When asked what a digital strategy is – my elevator answer is that digital covers mobile, social, web, apps, etc. and strategy is the ‘how’ to achieve a gap between where a company or brand is currently and where they want to go.   Arriving at a digital strategy & plan is more complicated than I’m making it sound but essentially it is a gap analysis done right.  (not minimizing the difference between strategy and good execution).  Simpler – I say that digital strategy is identifying which of the 20 digital opportunities facing a business are the right ones for business, brand and marketing.   (long elevator ride right!)

Back in late 2009 – early 2010 – I thought myself quite progressive by labelling myself a digital strategist but the actual role, its qualifications, the job description and deliverables are much confused today.   

And this was the topic of tonight’s discussion with a meeting of the minds with Paul Crowe at Bnotions , @pcrowe – a growing dev/strategy/start up into cool mobile, game things +.  Among the audience – @Ianbarnett, @michaelnus and Rick Jacobs  – all very bright, articulate and seasoned folks.

Couple great gems coming out of our dicussion. 
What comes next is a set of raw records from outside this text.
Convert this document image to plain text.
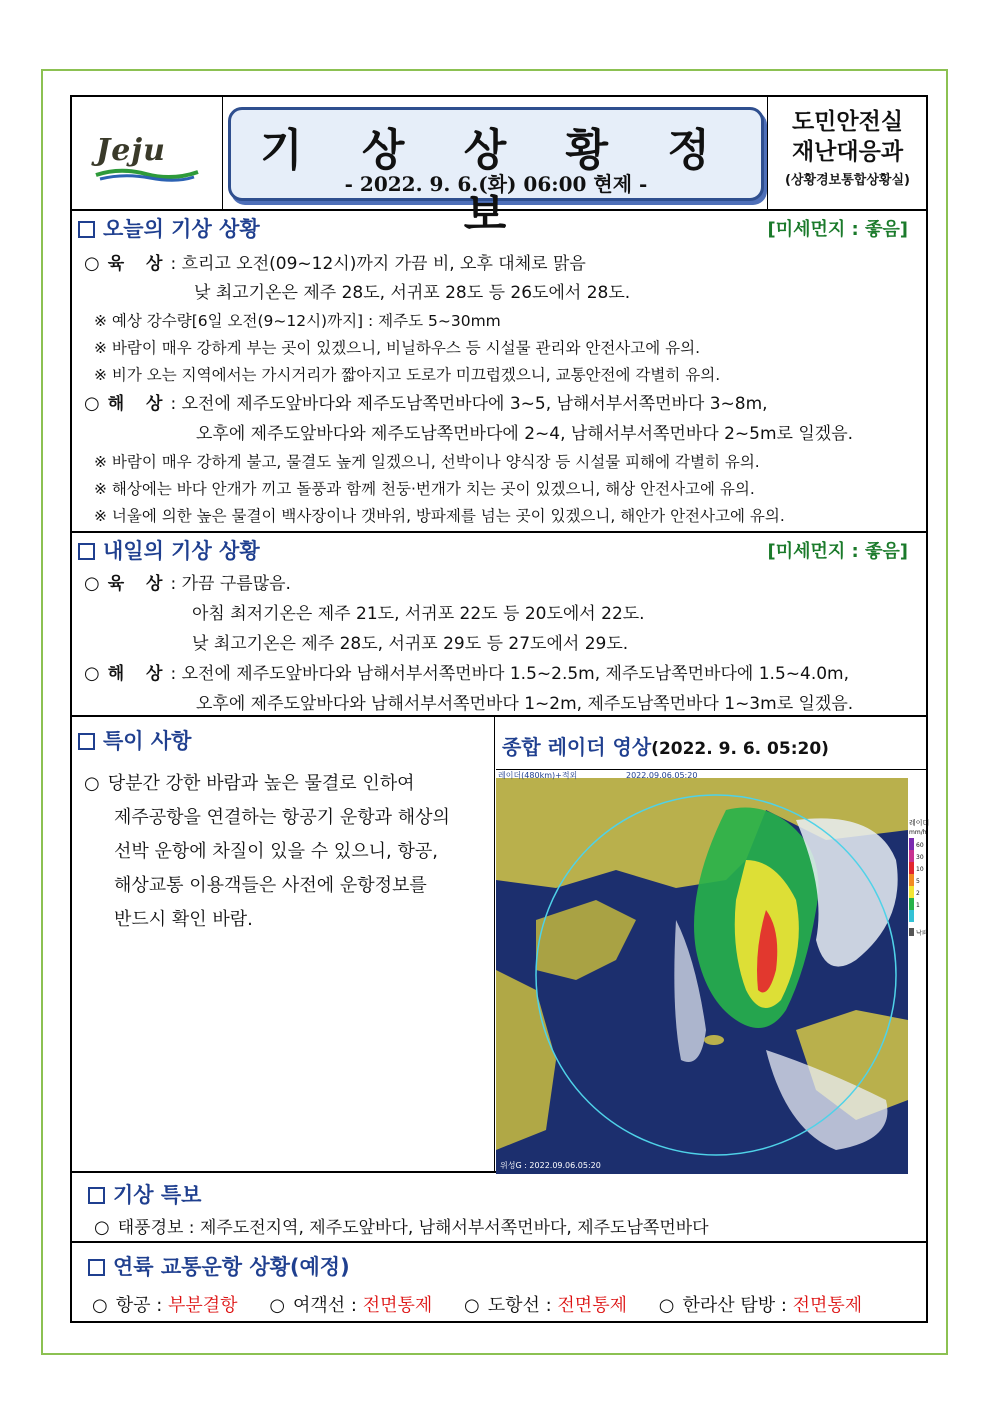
Jeju	기 상 상 황 정 보
- 2022. 9. 6.(화) 06:00 현제 -
도민안전실
재난대응과
(상황경보통합상황실)
오늘의 기상 상황	[미세먼지 : 좋음]
○ 육 상: 흐리고 오전(09~12시)까지 가끔 비, 오후 대체로 맑음
낮 최고기온은 제주 28도, 서귀포 28도 등 26도에서 28도.
※ 예상 강수량[6일 오전(9~12시)까지] : 제주도 5~30mm
※ 바람이 매우 강하게 부는 곳이 있겠으니, 비닐하우스 등 시설물 관리와 안전사고에 유의.
※ 비가 오는 지역에서는 가시거리가 짧아지고 도로가 미끄럽겠으니, 교통안전에 각별히 유의.
○ 해 상: 오전에 제주도앞바다와 제주도남쪽먼바다에 3~5, 남해서부서쪽먼바다 3~8m,
오후에 제주도앞바다와 제주도남쪽먼바다에 2~4, 남해서부서쪽먼바다 2~5m로 일겠음.
※ 바람이 매우 강하게 불고, 물결도 높게 일겠으니, 선박이나 양식장 등 시설물 피해에 각별히 유의.
※ 해상에는 바다 안개가 끼고 돌풍과 함께 천둥·번개가 치는 곳이 있겠으니, 해상 안전사고에 유의.
※ 너울에 의한 높은 물결이 백사장이나 갯바위, 방파제를 넘는 곳이 있겠으니, 해안가 안전사고에 유의.
내일의 기상 상황	[미세먼지 : 좋음]
○ 육 상: 가끔 구름많음.
아침 최저기온은 제주 21도, 서귀포 22도 등 20도에서 22도.
낮 최고기온은 제주 28도, 서귀포 29도 등 27도에서 29도.
○ 해 상: 오전에 제주도앞바다와 남해서부서쪽먼바다 1.5~2.5m, 제주도남쪽먼바다에 1.5~4.0m,
오후에 제주도앞바다와 남해서부서쪽먼바다 1~2m, 제주도남쪽먼바다 1~3m로 일겠음.
특이 사항
○ 당분간 강한 바람과 높은 물결로 인하여
제주공항을 연결하는 항공기 운항과 해상의
선박 운항에 차질이 있을 수 있으니, 항공,
해상교통 이용객들은 사전에 운항정보를
반드시 확인 바람.
종합 레이더 영상(2022. 9. 6. 05:20)
레이더(480km)+적외	2022.09.06.05:20
위성G : 2022.09.06.05:20
레이더
mm/h
60
30
10
5
2
1
낙뢰
기상 특보
○ 태풍경보 : 제주도전지역, 제주도앞바다, 남해서부서쪽먼바다, 제주도남쪽먼바다
연륙 교통운항 상황(예정)
○ 항공 : 부분결항 ○ 여객선 : 전면통제 ○ 도항선 : 전면통제 ○ 한라산 탐방 : 전면통제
1. we debated over a framework for developing a digital stategy.  It was a different lense than I’ve used but it actually worked well and I’m grateful to see a new perspective.

2.  we spoke about a digital strategist being a rather senior, long tail digital/strategy experienced individual – though not to say that there isn’t a need for junior strategists and career path for this senior role.

3. there are tiers to digital strategy – that sometimes the deliverable is large and other times quite small. (or the timeframe to complete is tight)

4. I spoke of the role of a digital review or business review plays in arriving at a digital strategy.  A digital strategy often has optimization of existing digital assets as a goal and this is only best understood by reviewing performance.

5. I also spoke of how the strategy needs to be separated from the plan – which is what my own ad agency/planning department has teased out of me – forcing a focused strategy from the planning/roadmap stage.

Anyhow – the popcorn is ready.. I welcome your thoughts on the matter.